I suspect that if (3) works, it's going to be safer, because it can be run by an application without any privileges to access the cert store (so we can do better sandboxing).

The $CERTID parameter might be the cert's SHA256 fingerprint. Seems to be parseable from the CTL via https://github.com/robstradling/authroot_parser/blob/master/authroot_parser.go .

JeremyRand commented 3 years ago

The following command will download all trusted AuthRoot certs to individual files in the current directory:

certutil -v -syncWithWU -f -f .

Source: https://docs.microsoft.com/en-us/previous-versions/windows/it-pro/windows-server-2012-R2-and-2012/dn265983(v=ws.11

It also downloads authrootstl.cab, disallowedcert.sst, disallowedcertstl.cab, pinrules.sst, and pinrulesstl.cab. In other words, it downloads a trusted cert list, a revoked cert list, and a cert pin list.

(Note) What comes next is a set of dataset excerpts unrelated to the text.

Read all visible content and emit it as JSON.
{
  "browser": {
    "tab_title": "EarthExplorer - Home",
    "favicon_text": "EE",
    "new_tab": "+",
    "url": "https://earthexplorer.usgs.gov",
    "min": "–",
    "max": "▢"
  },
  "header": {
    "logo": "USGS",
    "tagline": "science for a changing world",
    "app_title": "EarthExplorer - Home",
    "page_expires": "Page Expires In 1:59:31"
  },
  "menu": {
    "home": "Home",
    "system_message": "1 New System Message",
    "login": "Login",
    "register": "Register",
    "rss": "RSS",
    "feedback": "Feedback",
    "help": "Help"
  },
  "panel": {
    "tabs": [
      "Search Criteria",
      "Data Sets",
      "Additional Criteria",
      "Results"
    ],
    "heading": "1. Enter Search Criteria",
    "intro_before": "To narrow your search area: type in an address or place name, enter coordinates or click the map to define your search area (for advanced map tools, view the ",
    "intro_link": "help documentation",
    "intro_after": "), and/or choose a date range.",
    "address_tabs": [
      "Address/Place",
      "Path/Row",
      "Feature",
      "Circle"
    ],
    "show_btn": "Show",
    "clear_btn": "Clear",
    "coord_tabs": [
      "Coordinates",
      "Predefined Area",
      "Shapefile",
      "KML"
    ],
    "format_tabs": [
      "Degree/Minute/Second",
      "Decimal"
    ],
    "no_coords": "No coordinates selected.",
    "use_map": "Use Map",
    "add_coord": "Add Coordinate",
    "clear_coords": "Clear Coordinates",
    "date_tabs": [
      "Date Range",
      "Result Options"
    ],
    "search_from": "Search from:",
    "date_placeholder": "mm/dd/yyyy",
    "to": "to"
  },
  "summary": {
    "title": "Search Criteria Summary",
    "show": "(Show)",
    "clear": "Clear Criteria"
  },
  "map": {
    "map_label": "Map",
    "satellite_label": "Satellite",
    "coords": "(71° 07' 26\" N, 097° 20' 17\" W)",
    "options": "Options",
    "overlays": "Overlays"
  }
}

Downloading this info (as expected) does not need any elevated privs.

JeremyRand commented 3 years ago

The filenames of each cert are the SHA1 fingerprints in lowercase hex followed by .crt.

JeremyRand commented 3 years ago

And yes, I can confirm that running certutil -v -verify $SHA1.crt on any of the certs downloaded by the above command will result in the cert being imported to the system/AuthRoot store; no elevated privileges are needed for this.

Also note that some of the crt files that show up in that folder verify as "REVOKED". But this should be harmless, since letting CryptoAPI import them to system/AuthRoot doesn't impact their "REVOKED" status.

JeremyRand commented 2 years ago

I believe this is no longer needed, since certutil -verifyCTL does what we want?